Blairo Maggi, o megaprodutor que já ostentou o apelido de “rei da soja”, estava prestes a tirar uma curta licença do comando do Ministério da Agricultura quando o escândalo da carne estourou, em março. Não importa. Ele entrou em ação imediatamente — ou, em suas próprias palavras, “na guerra”.
Para ajudar a polícia a investigar a poderosa indústria frigorífica?
Não. Maggi agiu para controlar os danos. O ministro ajudou a coordenar uma reunião com dezenas de embaixadores, repreendeu o chefe da Polícia Federal, reservou um avião da Força Aérea Brasileira para levar jornalistas estrangeiros a uma planta de produção de aves e telefonou para executivos de pequenos e grandes frigoríficos.

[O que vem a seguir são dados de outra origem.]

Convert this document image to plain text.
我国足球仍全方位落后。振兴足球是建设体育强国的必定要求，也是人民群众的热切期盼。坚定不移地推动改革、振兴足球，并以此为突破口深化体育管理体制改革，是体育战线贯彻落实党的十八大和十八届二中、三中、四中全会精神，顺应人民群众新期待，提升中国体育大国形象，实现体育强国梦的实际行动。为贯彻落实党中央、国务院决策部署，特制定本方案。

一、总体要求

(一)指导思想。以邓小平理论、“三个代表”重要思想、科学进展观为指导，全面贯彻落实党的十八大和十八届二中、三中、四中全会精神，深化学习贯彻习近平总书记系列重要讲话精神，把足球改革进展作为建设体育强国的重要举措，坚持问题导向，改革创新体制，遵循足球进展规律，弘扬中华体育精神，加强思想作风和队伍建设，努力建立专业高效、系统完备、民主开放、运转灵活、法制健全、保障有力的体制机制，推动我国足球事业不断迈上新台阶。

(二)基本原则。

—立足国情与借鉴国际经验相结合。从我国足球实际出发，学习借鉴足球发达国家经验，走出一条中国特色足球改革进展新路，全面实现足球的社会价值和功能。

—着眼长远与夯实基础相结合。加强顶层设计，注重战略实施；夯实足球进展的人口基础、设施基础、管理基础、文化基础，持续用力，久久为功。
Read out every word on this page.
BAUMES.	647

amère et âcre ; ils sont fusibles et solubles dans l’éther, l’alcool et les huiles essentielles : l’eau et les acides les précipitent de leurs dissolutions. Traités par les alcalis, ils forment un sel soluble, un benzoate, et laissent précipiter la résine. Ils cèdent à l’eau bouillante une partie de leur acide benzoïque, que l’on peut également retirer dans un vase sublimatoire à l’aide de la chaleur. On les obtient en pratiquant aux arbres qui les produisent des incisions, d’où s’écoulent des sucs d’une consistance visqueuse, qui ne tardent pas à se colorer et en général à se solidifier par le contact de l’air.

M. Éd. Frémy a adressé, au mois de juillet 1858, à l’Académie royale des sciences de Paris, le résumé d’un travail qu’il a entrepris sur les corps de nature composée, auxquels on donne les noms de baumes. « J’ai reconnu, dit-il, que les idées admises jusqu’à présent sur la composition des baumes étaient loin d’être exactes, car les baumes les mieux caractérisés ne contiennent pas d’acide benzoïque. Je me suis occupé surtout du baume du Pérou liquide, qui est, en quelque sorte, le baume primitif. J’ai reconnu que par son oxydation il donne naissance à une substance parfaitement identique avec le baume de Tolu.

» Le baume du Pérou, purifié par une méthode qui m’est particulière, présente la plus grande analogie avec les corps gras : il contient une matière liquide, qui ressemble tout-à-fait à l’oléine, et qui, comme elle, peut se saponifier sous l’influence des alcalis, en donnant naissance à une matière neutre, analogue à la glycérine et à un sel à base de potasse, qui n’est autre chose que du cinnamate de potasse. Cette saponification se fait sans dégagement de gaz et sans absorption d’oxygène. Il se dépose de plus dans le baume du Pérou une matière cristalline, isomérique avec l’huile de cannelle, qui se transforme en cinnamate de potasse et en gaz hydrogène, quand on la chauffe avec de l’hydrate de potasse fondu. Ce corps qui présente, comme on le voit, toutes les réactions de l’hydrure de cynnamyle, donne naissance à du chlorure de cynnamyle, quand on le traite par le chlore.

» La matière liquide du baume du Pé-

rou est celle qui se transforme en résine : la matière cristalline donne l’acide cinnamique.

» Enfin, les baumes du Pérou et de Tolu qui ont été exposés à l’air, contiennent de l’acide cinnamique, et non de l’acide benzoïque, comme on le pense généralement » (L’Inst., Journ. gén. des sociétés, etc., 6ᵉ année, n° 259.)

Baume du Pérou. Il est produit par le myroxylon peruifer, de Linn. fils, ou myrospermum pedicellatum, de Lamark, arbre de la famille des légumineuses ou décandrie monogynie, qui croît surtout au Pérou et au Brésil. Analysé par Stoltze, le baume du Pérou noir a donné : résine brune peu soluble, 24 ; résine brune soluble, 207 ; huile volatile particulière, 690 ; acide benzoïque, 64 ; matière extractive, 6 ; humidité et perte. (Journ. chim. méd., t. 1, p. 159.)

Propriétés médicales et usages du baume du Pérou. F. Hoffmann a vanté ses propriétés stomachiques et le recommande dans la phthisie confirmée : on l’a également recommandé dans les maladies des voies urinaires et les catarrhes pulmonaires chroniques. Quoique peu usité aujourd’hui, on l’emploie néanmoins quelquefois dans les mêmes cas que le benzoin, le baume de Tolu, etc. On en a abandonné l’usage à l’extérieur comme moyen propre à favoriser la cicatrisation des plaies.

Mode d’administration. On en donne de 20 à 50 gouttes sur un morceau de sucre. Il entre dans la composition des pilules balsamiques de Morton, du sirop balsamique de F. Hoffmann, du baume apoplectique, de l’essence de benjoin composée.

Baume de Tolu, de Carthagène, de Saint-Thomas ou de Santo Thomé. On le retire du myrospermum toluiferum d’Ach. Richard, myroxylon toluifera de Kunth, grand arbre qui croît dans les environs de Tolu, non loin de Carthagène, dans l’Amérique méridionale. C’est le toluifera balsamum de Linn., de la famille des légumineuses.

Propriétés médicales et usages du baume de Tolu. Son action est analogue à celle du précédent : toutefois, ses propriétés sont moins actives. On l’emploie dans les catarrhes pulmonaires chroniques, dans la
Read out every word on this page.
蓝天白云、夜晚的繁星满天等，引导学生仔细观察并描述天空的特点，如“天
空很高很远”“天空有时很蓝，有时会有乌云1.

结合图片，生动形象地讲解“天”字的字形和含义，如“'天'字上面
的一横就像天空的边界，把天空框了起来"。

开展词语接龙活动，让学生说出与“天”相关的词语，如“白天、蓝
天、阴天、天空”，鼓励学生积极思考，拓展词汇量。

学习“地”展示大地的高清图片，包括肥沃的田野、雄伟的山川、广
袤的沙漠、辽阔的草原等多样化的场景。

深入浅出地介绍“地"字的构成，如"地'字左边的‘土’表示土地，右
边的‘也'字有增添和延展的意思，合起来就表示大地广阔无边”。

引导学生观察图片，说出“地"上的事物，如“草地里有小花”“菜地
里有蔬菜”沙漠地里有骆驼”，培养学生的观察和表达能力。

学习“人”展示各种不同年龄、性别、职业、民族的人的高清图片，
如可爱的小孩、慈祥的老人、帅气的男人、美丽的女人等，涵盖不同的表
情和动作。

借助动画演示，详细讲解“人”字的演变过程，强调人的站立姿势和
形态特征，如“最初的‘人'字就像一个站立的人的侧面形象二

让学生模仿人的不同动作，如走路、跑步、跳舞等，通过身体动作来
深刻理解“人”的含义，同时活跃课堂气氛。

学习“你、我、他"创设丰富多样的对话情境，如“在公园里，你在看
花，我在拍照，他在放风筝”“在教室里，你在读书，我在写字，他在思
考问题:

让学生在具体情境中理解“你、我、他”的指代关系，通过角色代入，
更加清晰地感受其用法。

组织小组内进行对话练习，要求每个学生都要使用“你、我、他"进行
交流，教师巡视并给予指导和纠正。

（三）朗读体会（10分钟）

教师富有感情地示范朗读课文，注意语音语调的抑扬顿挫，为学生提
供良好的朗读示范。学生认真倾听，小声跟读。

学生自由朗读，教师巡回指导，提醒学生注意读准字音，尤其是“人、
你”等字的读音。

Os esforços que lhe consumiram várias horas de sono foram fundamentais para minimizar os danos a um setor que movimenta US$ 75 bilhões por ano e convencer importantes mercados como a China a reverter restrições impostas às importações do produto brasileiro.
Mas se pode receber o crédito por ajudar a demonstrar como os investigadores se excederam em algumas de suas acusações mais escandalosas — não há evidência de papelão na carne do Brasil, por exemplo –, Maggi, 60, também pode ser questionado por minimizar a parte da investigação em que as evidências eram mais concretas, como as suspeitas de corrupção envolvendo fiscais agropecuários, ligados ao Ministério.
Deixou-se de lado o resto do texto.